From the output, TSort sees that TASK[:five] is dependent on tasks :four and :two. Task :four has two children: tasks :one and three. Hence, tasks :one and :three are executed first, followed by task :four. It proceeds to run task :two and since it has no child nodes, task :five is then run.
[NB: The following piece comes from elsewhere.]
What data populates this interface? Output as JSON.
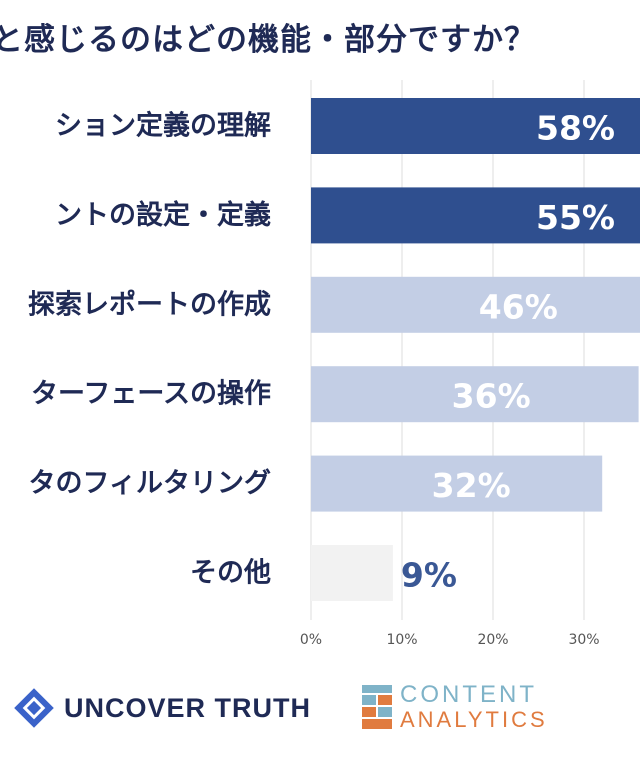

If any of the tasks encounter an exception, execution stops at that point and no further tasks are run. For example, if an error is raised in task one method call:

1
2
3
4
5
def one
  puts "Task one ran!"
  raise "Error!"
  command "date '+TASK 1 DATE: %m/%d/%y%nTASK 1 TIME:%H:%M:%S' > t1"
end

none of the other tasks are executed:

1
2
3
4
5
6
7
8
9
10
11
12
13
14
15
16
17
18
Task one ran!
tasks.rb:13:in `one': Error! (RuntimeError)
  from tasks.rb:62:in `call'
  from tasks.rb:62:in `block in <main>'
  from /Users/chee/.rvm/rubies/ruby-2.2.0/lib/ruby/2.2.0/tsort.rb:420:in `block (2 levels) in each_strongly_connected_component_from'
  from /Users/chee/.rvm/rubies/ruby-2.2.0/lib/ruby/2.2.0/tsort.rb:420:in `block (2 levels) in each_strongly_connected_component_from'
  from /Users/chee/.rvm/rubies/ruby-2.2.0/lib/ruby/2.2.0/tsort.rb:429:in `each_strongly_connected_component_from'
  from /Users/chee/.rvm/rubies/ruby-2.2.0/lib/ruby/2.2.0/tsort.rb:419:in `block in each_strongly_connected_component_from'
  from tasks.rb:53:in `each'
  from tasks.rb:53:in `dependent_tasks'
  from /Users/chee/.rvm/rubies/ruby-2.2.0/lib/ruby/2.2.0/tsort.rb:413:in `call'
  from /Users/chee/.rvm/rubies/ruby-2.2.0/lib/ruby/2.2.0/tsort.rb:413:in `each_strongly_connected_component_from'
  from /Users/chee/.rvm/rubies/ruby-2.2.0/lib/ruby/2.2.0/tsort.rb:419:in `block in each_strongly_connected_component_from'
  from tasks.rb:53:in `each'
  from tasks.rb:53:in `dependent_tasks'
  from /Users/chee/.rvm/rubies/ruby-2.2.0/lib/ruby/2.2.0/tsort.rb:413:in `call'
  from /Users/chee/.rvm/rubies/ruby-2.2.0/lib/ruby/2.2.0/tsort.rb:413:in `each_strongly_connected_component_from'
  from tasks.rb:61:in `<main>'

Although one could have structured the above using just arrays, TSort automatically works out where it should start from, rather than having to work it out manually.